McLaren’s Qatar call lights up the paddock — again — as Piastri’s title bid takes a hit
You could almost hear the collective groan from the pitlane wall.
McLaren had both cars at the front in Qatar, Oscar Piastri dictating the pace from pole with Lando Norris running shotgun. Max Verstappen was lodged between the papaya cars after a better launch put him ahead of Norris, but the tone of the evening felt set: control the tempo, cover the stops, and let the tyres and mandatory two-stopper do the heavy lifting.
Then Nico Hülkenberg found the wall, a Safety Car came out on Lap 6, and the whole race reset. Almost everyone dived in on Lap 7. Verstappen did. Carlos Sainz did. Sixteen of the remaining 19 cars did.
Piastri and Norris did not.
In a season that’s already carried a low hum of suspicion about how McLaren juggles its two young stars, that single call detonated the conversation. Verstappen got a free stop and clean air, McLaren’s pair were left needing two green-flag stops, and the maths did the rest. Verstappen won it by eight seconds. Piastri salvaged second. Norris dropped to fourth behind Sainz.
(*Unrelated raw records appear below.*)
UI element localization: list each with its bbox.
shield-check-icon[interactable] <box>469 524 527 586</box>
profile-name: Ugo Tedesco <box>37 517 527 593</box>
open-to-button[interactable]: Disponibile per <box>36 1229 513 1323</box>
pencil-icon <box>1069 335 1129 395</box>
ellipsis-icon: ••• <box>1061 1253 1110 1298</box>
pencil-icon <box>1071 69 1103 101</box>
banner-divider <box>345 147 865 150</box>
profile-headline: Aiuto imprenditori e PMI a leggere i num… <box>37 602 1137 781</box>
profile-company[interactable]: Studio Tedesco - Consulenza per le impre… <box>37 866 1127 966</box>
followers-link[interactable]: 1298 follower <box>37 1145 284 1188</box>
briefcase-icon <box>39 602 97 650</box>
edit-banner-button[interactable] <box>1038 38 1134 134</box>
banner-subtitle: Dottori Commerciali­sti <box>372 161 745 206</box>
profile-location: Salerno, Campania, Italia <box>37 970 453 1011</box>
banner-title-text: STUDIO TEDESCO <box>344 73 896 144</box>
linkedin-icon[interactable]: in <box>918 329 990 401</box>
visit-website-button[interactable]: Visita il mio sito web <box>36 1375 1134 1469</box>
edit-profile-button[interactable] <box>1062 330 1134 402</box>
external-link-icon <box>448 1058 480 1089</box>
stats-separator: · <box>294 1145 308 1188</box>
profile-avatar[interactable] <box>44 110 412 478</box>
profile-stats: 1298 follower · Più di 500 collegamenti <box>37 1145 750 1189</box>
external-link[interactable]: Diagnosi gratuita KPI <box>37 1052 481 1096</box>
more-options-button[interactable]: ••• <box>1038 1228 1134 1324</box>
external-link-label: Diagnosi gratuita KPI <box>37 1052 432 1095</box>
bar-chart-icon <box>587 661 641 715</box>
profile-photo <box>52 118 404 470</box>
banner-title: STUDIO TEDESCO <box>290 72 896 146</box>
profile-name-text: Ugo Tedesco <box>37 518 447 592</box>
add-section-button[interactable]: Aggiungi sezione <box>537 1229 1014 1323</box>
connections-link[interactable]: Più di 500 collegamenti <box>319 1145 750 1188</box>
From there, the familiar chorus began: why leave Piastri out when the race — and maybe the championship — was right there?
Former team strategist Bernie Collins was among those unconvinced by the logic. With Pirelli enforcing a maximum stint length of 25 laps, the early neutralisation was a golden ticket. Piastri had built a cushion at the front big enough to pit and hold track position over Verstappen. Double-stacking was trickier for Norris, sure. But the lead car? That was the obvious one to cover.
Karun Chandhok, never shy on racecraft analysis, echoed the confusion on social media, noting that Piastri’s gap to the traffic behind Norris was more than enough to pit and rejoin in control. The replies ranged from head-scratching to downright conspiratorial. Former Red Bull mechanic Calum Nicholas tossed in a wink and a nudge about why some people believed the call went the way it did.
The idea of “papaya rules” — internal protocols to keep things even or avoid stacking one driver behind the other — has bubbled up a few times this year. On Sunday night in Lusail, it returned with a vengeance.
Andrea Stella didn’t duck the heat. McLaren’s team principal called it, plainly, a misread. The core fear, he said, wasn’t just the time loss of a double-stack; it was the risk of dumping both cars into traffic and losing the race that way. The team believed staying out would protect their hand. In reality, with the field pitting en masse, traffic was a mirage and the decision conceded a free stop to their main rival.
“We thought traffic could have been a problem for both cars,” Stella explained afterwards. “That was not the right interpretation. Everyone pitted, and this made our staying out ultimately be incorrect from a race outcome point of view.”
This wasn’t spin. Stella went further, pointing to the sort of cognitive traps teams fall into when the radio crackles and seconds feel like half-seconds. Biases creep in. You anchor to the first picture you see. You over-index on a perceived risk and miss the larger one. McLaren will run a full review to unpick how the decision tree bent the wrong way.
That’s the rational bit. The emotional one is tougher. Piastri’s been formidable all year, banking poles and wins and, crucially, keeping his head when the margins get tight. Qatar was another such day, and he did his part. The strategic call — the team’s not the driver’s — handed Verstappen a clear path and cost Piastri a victory that felt well within reach.
Norris, too, was stung. Even with the double-stack complexity, the Safety Car window was strong enough that both McLarens should’ve been able to reset and run to the finish with just one more stop. Instead, Norris found himself paying for a conservative reading of the traffic model and losing a podium to Sainz.
It’s the sort of episode that sparks more than armchair analysis because the stakes are enormous. The title fight stretches to Abu Dhabi with three drivers separating themselves by the slimmest of margins. Every lap, every pit call, every undercut attempt now feels like a championship swing.
Accusations of favouritism make good social chatter, but they miss the more sobering takeaway: in a sport where the windows are small and the consequences are huge, even an elite operation can talk itself out of the obvious. McLaren didn’t try to pick a winner in orange on Sunday night. It simply lost the room in the three minutes that mattered most.
The upside for them? Clarity. You don’t often get such a clean case study. The data will be painful, but useful. And the next time the radio chirps “Safety Car,” you’d bet heavily on both papayas peeling off into the pit lane.
As for the rest of us, we get the finale this season deserves. Three drivers, one night race, no margin for error. After Qatar, nobody at McLaren needs reminding how quickly a championship can pivot on a single pit board.